NPS’ Defense Resource Management Institute (DRMI) and the United States Partnership Peace Training and Education Center (USPTC) Program Office partnered with the U.S. State Department to present an international conference in Brasilia, Brazil on whole-of-government fiscal transparency measures with representatives from several Central and South American nations in attendance. Pictured, from left to right, are DRMI Executive Director Dr. Francois Melese, Associate Professor Dr. Diana Angelis and USPTC Program Manager Nathan Christensen.

Naval Postgraduate School (NPS) faculty at the Defense Resources Management Institute (DRMI) recently conducted a Domestic Finance for Development (DF4D) workshop in Brasilia, Brazil.

As the designated United States Partnership for Peace Training and Education Center (USPTC), NPS worked closely with the U.S. State Department and the Government of Brazil to bring together NPS professors, diplomats and partner nation representatives for the two-day workshop.

“DF4D is a Department of State policy initiative intended to strengthen fiscal management and transparency in partner nations, thus promoting stability and sustainable economic growth and prosperity,” said USPTC Program Manager Nathan Christensen of Denver, Colo. “It was born of USPTC efforts to reach out to the Department of State and identify opportunities to match NPS capabilities with State Department and partnered nation’s needs.”

“Our goal was for the U.S. and our Brazilian counterparts to encourage whole-of-government fiscal transparency initiatives in partner countries,” said DRMI Executive Director Dr. Francois Melese. “The conference was attended by high-ranking government representatives from Honduras, El Salvador and the Dominican Republic.”

Also in attendance was U.S. Assistant Secretary of State for Economic and Business Affairs Jose Fernandez.

“We want to help countries position themselves to take ownership of their own development by gathering the necessary resources from domestic sources,” said Fernandez.

Melese and DRMI associate professors Drs. Diana Angelis, Robert McNab, and Anke Richter conducted the workshop with participation from Fernandez and senior Brazilian finance, treasury and central bank officials.

“Each partner brought something unique to the table,” said Angelis. “The Brazilians, over the last decade, have made great strides in public transparency … They are absolutely an equal partner … they have leapt ahead in regard to flexibility and adaptability in the area of fiscal transparency.”

DRMI researchers are interested in Brazil’s success due in part to the organization’s mission of encouraging fiscal reform, effective budgeting and analytical decision-making.

“We wanted to leverage the Brazilian lessons learned, those things that they have implemented and had success,” said Angelis. “We recognize that we have our own issues and are open to learn from our counterparts as well.”

NPS faculty prepared several presentations focused on overarching economic, financial and management principles that are widely recognized as leading to greater economic success.

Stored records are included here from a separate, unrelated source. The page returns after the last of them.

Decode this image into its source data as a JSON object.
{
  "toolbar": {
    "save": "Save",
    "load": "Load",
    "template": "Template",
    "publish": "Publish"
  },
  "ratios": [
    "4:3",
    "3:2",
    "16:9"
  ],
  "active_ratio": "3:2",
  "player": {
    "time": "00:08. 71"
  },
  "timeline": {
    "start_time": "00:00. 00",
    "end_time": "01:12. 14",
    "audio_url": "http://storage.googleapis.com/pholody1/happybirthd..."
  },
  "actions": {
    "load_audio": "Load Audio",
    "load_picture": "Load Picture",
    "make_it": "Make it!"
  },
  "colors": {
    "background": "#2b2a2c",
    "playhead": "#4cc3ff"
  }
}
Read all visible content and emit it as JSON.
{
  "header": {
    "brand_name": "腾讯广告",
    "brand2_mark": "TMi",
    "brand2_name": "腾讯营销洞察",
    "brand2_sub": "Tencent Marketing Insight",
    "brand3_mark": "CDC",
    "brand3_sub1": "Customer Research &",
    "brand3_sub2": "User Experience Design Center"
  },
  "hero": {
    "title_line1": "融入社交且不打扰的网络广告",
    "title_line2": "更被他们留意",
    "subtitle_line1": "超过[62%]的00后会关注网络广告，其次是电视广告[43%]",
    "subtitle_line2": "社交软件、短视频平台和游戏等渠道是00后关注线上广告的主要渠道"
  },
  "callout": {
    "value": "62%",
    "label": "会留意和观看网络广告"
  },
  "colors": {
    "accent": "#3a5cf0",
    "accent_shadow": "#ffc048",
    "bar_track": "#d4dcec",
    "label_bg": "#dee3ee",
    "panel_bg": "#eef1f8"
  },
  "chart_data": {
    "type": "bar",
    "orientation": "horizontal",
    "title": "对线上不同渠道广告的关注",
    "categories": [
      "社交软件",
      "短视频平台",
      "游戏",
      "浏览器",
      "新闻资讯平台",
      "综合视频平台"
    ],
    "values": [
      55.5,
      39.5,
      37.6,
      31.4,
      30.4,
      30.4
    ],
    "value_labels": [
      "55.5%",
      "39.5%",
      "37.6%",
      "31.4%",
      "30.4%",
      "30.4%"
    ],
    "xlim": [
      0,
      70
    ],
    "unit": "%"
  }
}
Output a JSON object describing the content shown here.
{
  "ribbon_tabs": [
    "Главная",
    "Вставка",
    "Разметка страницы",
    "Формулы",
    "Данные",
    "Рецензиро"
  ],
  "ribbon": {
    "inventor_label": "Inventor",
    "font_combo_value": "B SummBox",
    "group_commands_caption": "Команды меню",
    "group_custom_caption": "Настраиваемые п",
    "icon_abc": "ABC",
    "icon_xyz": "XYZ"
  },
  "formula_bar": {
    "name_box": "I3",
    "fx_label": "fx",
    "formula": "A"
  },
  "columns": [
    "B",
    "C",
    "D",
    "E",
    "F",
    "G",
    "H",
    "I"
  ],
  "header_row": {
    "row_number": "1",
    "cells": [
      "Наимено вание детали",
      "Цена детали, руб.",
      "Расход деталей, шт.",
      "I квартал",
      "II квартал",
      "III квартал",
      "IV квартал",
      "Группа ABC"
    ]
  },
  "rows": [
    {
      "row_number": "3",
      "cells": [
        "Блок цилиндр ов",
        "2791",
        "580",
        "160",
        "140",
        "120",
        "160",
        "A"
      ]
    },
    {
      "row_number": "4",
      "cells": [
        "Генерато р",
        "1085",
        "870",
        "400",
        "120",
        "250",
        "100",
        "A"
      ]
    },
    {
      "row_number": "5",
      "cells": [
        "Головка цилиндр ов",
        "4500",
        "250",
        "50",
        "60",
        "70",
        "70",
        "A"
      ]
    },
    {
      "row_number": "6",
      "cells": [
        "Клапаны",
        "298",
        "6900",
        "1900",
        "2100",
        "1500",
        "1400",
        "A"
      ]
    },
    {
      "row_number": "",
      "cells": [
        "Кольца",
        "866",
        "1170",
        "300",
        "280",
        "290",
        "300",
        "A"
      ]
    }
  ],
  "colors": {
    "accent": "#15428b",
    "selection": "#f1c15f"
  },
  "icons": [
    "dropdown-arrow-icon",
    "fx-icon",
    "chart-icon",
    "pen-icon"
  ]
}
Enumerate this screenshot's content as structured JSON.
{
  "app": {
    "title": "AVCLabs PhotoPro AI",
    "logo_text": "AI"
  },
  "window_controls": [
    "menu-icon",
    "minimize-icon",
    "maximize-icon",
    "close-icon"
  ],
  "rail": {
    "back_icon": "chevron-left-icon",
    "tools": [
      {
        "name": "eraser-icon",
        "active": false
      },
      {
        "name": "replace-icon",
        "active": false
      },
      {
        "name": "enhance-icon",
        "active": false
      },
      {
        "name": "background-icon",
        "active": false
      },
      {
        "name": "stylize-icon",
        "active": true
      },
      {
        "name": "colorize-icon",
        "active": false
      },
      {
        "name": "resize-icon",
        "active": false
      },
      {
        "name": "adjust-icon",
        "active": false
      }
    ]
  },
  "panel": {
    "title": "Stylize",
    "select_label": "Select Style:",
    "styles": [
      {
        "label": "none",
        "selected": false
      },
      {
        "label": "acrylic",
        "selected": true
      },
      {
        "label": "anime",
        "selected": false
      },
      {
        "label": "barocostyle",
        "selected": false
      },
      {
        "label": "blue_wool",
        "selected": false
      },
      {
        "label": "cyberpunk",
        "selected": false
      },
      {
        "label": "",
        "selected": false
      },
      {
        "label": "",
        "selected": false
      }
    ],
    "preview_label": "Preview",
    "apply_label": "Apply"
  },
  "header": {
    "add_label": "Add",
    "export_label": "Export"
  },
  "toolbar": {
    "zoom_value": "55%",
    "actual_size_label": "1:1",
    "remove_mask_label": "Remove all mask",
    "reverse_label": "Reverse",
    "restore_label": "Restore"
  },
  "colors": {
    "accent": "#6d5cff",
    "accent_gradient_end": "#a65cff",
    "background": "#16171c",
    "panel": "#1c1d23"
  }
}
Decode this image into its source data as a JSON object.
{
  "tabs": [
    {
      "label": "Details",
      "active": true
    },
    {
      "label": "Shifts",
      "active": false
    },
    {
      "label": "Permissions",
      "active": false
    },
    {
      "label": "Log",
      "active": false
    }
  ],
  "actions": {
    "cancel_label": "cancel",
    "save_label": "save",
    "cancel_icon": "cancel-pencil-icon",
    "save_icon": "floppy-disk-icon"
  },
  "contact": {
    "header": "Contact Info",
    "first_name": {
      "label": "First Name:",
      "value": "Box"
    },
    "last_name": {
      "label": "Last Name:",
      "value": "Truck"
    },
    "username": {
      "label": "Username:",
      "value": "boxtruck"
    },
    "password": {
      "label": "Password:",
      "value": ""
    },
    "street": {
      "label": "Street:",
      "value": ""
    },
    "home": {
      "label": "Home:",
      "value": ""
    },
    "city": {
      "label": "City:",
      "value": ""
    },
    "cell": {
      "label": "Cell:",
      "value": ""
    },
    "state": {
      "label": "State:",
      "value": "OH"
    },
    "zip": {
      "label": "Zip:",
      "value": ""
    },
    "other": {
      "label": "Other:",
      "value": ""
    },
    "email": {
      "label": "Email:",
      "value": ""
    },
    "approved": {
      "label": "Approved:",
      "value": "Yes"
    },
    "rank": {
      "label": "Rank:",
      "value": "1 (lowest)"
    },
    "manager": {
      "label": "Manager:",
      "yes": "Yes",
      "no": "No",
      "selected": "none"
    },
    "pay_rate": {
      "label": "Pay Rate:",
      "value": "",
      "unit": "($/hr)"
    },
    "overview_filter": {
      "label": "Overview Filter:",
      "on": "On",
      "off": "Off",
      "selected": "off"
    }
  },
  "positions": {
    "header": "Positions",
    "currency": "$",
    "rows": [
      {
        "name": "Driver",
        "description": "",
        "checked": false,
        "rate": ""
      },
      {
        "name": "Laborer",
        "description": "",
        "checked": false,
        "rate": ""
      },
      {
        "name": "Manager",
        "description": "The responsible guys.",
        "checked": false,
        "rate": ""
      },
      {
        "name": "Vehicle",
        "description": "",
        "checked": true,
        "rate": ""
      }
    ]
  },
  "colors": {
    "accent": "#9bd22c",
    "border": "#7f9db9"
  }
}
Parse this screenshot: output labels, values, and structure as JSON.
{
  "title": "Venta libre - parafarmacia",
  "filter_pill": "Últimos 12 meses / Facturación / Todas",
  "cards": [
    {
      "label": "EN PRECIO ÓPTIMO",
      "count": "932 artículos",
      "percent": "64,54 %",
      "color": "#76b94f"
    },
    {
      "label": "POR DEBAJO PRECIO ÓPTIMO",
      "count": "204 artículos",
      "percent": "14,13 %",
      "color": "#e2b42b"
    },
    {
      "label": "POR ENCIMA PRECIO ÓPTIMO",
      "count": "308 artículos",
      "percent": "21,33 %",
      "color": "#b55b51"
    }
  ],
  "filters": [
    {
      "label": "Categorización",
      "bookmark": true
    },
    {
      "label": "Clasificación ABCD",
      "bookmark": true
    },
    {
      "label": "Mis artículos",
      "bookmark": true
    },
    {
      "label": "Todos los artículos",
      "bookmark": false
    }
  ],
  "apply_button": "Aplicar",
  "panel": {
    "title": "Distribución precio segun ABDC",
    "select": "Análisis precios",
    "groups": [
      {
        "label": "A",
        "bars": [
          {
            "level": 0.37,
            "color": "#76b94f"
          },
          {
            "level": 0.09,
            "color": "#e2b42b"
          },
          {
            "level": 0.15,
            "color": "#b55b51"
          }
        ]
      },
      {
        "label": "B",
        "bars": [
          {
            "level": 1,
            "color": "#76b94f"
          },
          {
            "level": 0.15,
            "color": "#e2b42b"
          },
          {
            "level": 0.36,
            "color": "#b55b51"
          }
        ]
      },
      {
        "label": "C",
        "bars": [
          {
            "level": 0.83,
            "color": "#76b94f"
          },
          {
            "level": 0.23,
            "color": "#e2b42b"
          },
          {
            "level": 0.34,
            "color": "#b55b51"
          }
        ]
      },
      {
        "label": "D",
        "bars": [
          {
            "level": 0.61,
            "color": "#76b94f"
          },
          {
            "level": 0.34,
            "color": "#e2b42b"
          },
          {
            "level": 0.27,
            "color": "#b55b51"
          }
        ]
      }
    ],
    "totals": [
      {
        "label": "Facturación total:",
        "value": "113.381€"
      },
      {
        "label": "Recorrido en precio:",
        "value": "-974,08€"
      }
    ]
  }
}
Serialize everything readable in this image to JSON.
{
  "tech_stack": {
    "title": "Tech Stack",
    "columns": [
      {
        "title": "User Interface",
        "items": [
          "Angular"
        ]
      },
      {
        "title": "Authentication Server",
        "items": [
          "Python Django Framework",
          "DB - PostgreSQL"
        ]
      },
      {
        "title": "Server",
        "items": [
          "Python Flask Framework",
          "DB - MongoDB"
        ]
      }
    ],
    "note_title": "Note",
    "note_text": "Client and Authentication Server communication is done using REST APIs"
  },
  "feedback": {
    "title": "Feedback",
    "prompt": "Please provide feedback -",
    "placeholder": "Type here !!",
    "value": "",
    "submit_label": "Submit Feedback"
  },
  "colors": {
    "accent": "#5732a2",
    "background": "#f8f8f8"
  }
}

“We broke down our presentation into four parts: policy, revenue, spending and public accountability. We teach the logic and the principles behind these issues, not necessarily the ‘American way’ of approaching them,” said Melese. “If the participating nations understand the principles, they will come up with approaches that work for them.”

The presentations were offered jointly with senior Brazilian government officials and academics.

“During the workshop we developed joint presentations with our counterparts from the Brazilian Escola de Administracao Fazendaria,” said Richter. “U.S. faculty presented economic theory; our Brazilian counterparts demonstrated practical applications of the theory based upon their nation’s recent economic successes.”

Topics like those discussed at the conference rarely make headlines, but if Melese and his colleagues are correct, perhaps they should. Melese insists that nations that adopt these principles encourage foreign investment, foster citizen support, and create an environment where economic success and increased standards of living are possible.

“If [participating nations] are able to make improvements in their transparency, efficiency and effectiveness, they become more robust partners in South America,” said McNab. “You have to provide transparency in each of these areas in order to increase revenue.”

The effort caught the attention of U.S. Secretary of State Hillary Rodham Clinton, who praised the workshop in a joint statement with the Brazilian Minister of External Relations following the U.S.-Brazil Global Partnership Dialogue. DF4D has “set the stage for follow-on collaboration with participating countries to encourage fiscal transparency and discourage corruption while making tax administration and budget execution more efficient and effective,” the release notes.

“No matter who you spoke to it was a resounding success,” said Angelis. “It is our hope that we will be able to continue with this partnership to try to support selected countries in their reform efforts.”

Angelis credits the USPTC Program Office for bringing the various participants together and creating a forum that she hopes will lead to future partnerships and future economic success.

“It was a fabulous opportunity for all of us to work together and to take advantage of our respective strengths – the USPTC Program Office was able to coordinate, the State Department had the international audience, and DRMI had the expertise … The result was a fantastic program,” she said.